Published January 15, 2015 This content is archived.
Rural health departments across the country are under considerable economic constraint as they try to maintain essential health services.
A model program designed to assist rural counties in cutting costs by sharing health services has helped two Western New York counties realize health care savings approaching $840,000 over two years without loss of services or jobs. One developer says the program may help remake the landscape of rural health care in the United States.
The project, “The Cross Jurisdictional Sharing Program,” was devised collaboratively by the UB School of Public Health and Health Professions, the health departments of Orleans and Genesee counties, and the Lake Plains Community Health Care Network, a nonprofit agency that fosters shared efforts to improve health care and keep it local.
In recognition of its significant contribution to the field of public health, the program has received the 2014 Outstanding Rural Health Program Award from the New York State Association for Rural Health.
The project was implemented in January 2013 and in its first year helped the two counties save $400,000 and positioned them for greater efficiencies, further successful integration and greater savings, all with no loss of health care services or jobs in either county.
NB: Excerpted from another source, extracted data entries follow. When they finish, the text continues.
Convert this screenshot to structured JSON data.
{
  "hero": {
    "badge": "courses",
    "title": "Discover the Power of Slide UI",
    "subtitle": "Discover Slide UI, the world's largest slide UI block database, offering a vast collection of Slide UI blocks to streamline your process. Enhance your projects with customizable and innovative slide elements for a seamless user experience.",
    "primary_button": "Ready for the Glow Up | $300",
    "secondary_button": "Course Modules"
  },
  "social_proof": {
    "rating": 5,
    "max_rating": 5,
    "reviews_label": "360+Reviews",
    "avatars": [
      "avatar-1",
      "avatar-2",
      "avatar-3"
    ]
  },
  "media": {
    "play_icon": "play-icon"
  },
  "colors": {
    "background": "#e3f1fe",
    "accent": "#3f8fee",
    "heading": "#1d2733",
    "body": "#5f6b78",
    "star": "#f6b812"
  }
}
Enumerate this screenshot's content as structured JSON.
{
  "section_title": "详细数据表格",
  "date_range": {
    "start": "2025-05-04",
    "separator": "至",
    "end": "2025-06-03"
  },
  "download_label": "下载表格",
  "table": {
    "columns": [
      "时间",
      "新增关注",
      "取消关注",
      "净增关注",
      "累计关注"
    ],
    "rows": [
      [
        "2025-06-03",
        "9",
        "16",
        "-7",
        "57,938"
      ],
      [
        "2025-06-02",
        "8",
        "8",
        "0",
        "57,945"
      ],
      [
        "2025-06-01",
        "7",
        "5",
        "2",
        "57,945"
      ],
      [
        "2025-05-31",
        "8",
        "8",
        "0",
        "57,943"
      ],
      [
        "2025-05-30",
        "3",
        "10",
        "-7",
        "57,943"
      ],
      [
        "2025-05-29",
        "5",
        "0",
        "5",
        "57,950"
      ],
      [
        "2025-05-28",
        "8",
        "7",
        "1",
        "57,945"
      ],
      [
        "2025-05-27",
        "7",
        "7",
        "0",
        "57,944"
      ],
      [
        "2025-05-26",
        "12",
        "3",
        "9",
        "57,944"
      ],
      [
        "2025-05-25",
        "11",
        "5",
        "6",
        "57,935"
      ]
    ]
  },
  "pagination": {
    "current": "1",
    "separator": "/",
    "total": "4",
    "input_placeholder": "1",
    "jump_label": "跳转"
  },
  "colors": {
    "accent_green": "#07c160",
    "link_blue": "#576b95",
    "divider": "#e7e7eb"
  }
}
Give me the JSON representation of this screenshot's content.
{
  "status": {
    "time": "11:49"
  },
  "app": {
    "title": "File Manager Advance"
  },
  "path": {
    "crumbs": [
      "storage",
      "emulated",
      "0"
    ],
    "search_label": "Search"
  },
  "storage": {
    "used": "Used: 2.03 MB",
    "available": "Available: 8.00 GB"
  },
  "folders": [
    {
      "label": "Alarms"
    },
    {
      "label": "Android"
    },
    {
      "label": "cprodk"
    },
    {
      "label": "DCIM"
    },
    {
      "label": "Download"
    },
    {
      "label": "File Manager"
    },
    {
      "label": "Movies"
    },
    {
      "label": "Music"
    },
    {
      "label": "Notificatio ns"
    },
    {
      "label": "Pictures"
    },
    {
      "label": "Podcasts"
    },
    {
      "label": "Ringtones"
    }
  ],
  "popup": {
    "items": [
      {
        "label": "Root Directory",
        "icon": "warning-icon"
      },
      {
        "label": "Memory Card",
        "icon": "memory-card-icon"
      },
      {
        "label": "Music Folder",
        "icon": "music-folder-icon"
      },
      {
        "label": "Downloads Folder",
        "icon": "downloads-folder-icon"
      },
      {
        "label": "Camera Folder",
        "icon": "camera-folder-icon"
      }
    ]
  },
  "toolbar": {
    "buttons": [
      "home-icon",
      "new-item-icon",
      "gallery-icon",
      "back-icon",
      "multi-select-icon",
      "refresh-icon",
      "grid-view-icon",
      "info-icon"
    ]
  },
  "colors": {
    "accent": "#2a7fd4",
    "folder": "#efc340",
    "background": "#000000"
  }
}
Since then, $400,000 more has been saved, bringing the total two-year savings to about $840,000.
Donald W. Rowe, director of the Office of Public Health Practice in the School of Public Health and Health Professions who helped develop the project, brought an uncommon perspective to the undertaking since he served for 17 years as Genesee County’s director of public health.
“State and local health departments across the country are under serious fiscal duress,” Rowe says, “and rural health departments are disproportionally impacted. Because of that, this project will be under scrutiny in rural jurisdictions across the country.
“The model has broad potential applications in both public and private health care organizations, however, and suggests a number of methods by which rural health programs in particular can save money and preserve services.
“They range,” he says, “from informal agreements around sharing discrete services or programs to regionalization, including the formal merger or consolidation of multiple public health agencies.
“In this case,” Rowe says, “we helped Genesee and Orleans counties find ways to share administrative and professional services — including a single public health director or commissioner, nursing and environmental health supervision, medical and environmental engineering consulting, and public health emergency preparedness.
“This model,” he notes, “may signal the future of rural public health.”
As the Western New York program was being developed, the Robert Wood Johnson Foundation (RWJF), in partnership with the Kansas Health Institute, began a study on cross-jurisdictional health care services in the U.S. The foundation selected the Western New York project as one of 16 sites across the country to implement an innovative program model through a grant from the foundation.
“As far as I know,” says Rowe, “while the other projects are exemplary, ours is the only one to have shown savings in year one and has since demonstrated financial viability and sustainability in year two and beyond.
“Because federal funding sources are impressed with projects in which community agencies work closely with academic centers, UB’s involvement may have helped secure the RWJF grant.”
An added boon for the university, Rowe says, is that Suman Sarkar, a UB graduate student in the Department of Community Health and Health Behavior, provided invaluable hands-on assistance to those implementing the program.
“He did an incredible job, working closely with the grantees from Genesee and Orleans counties to produce the deliverables,” he says. “In turn, he had significant experience in helping to develop and implement a leading-edge, and perhaps influential, public health program.
“Public health has always been my passion,” says Rowe, “and when a project resulting from university-community collaboration produces such demonstrable and replicable benefits, I think it’s important that we tell the public about it.”